Additionally, the incremental approach to experiments proved highly effective. It allowed for precise progress monitoring and enabled informed decisions to either abandon ineffective approaches or fully implement proven solutions. Supporting experiments with statistical indicators, such as a confusion matrix, F1 table, or custom metrics and charts tailored to the specific problem (e.g., a prediction consistency index or visualization of results on a map), significantly improved the analysis process and outcomes.

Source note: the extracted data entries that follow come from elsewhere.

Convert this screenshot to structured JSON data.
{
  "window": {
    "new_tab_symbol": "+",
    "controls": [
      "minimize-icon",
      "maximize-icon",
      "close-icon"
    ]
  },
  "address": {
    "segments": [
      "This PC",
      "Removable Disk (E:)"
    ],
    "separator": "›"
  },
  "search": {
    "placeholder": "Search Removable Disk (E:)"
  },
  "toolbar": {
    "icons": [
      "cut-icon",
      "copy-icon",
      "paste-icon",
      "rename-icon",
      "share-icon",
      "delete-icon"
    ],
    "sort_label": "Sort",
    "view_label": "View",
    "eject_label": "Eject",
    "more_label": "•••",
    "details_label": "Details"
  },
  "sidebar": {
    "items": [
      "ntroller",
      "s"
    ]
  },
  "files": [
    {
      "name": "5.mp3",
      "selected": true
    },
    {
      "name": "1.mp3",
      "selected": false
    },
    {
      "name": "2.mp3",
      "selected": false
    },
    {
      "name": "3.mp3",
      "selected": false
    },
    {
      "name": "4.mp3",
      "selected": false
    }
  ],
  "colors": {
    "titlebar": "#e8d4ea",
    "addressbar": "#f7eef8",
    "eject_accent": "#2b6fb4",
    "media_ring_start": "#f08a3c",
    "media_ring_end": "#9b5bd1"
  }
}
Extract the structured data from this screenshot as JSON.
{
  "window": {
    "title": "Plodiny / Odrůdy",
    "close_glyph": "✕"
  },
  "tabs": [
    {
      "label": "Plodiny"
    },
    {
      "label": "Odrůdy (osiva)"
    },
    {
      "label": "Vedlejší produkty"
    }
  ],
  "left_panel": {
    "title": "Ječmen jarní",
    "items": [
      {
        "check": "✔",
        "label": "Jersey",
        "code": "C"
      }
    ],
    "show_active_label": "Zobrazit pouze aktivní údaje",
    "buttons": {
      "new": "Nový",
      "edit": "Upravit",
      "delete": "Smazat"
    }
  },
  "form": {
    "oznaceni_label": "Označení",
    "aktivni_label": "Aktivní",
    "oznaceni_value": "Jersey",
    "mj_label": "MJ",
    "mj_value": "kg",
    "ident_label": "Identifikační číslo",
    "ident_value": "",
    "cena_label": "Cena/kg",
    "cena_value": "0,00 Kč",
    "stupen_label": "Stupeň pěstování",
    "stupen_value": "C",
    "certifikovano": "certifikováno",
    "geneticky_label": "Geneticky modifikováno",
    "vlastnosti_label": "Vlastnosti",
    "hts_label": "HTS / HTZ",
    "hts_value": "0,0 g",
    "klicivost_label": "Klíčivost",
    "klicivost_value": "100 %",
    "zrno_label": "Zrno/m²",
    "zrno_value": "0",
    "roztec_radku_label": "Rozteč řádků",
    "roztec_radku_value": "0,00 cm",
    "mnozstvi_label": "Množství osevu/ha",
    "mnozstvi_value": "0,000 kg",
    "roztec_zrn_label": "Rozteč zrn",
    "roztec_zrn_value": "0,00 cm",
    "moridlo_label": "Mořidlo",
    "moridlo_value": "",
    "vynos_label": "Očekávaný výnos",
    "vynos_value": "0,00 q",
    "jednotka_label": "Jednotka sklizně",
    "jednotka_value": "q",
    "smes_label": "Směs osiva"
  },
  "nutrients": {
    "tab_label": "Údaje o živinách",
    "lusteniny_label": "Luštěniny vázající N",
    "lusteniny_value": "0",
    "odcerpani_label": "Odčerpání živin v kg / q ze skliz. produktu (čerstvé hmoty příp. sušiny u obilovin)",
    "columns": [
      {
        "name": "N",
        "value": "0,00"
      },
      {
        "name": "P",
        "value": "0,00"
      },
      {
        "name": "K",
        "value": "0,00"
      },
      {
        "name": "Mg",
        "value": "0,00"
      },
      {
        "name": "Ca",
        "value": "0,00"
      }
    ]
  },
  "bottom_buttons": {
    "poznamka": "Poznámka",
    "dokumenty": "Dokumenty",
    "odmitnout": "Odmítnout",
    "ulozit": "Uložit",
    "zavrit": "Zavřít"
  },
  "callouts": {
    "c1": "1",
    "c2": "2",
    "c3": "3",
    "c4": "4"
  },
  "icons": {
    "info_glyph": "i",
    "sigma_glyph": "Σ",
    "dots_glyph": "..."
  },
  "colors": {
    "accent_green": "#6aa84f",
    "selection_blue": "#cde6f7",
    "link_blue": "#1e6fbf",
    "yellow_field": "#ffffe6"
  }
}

The exceptional value of scientific publications and technical documents available online is also worth highlighting. These resources often offer ready-made solutions to problems similar to those encountered in the project. Combining such external insights with solutions developed within the team yielded excellent results.
Summary_
The project focused on significantly improving the precision of transport mode classification in the client’s application, increasing accuracy from the initial 80% to 96%. By implementing data compression, the model processed smaller amounts of information, reducing computational costs and improving performance speed.
From a business perspective, the enhanced classification positively impacted user experience, increasing the reliability of carbon footprint calculations and likely motivating users to adopt more eco-friendly behaviors.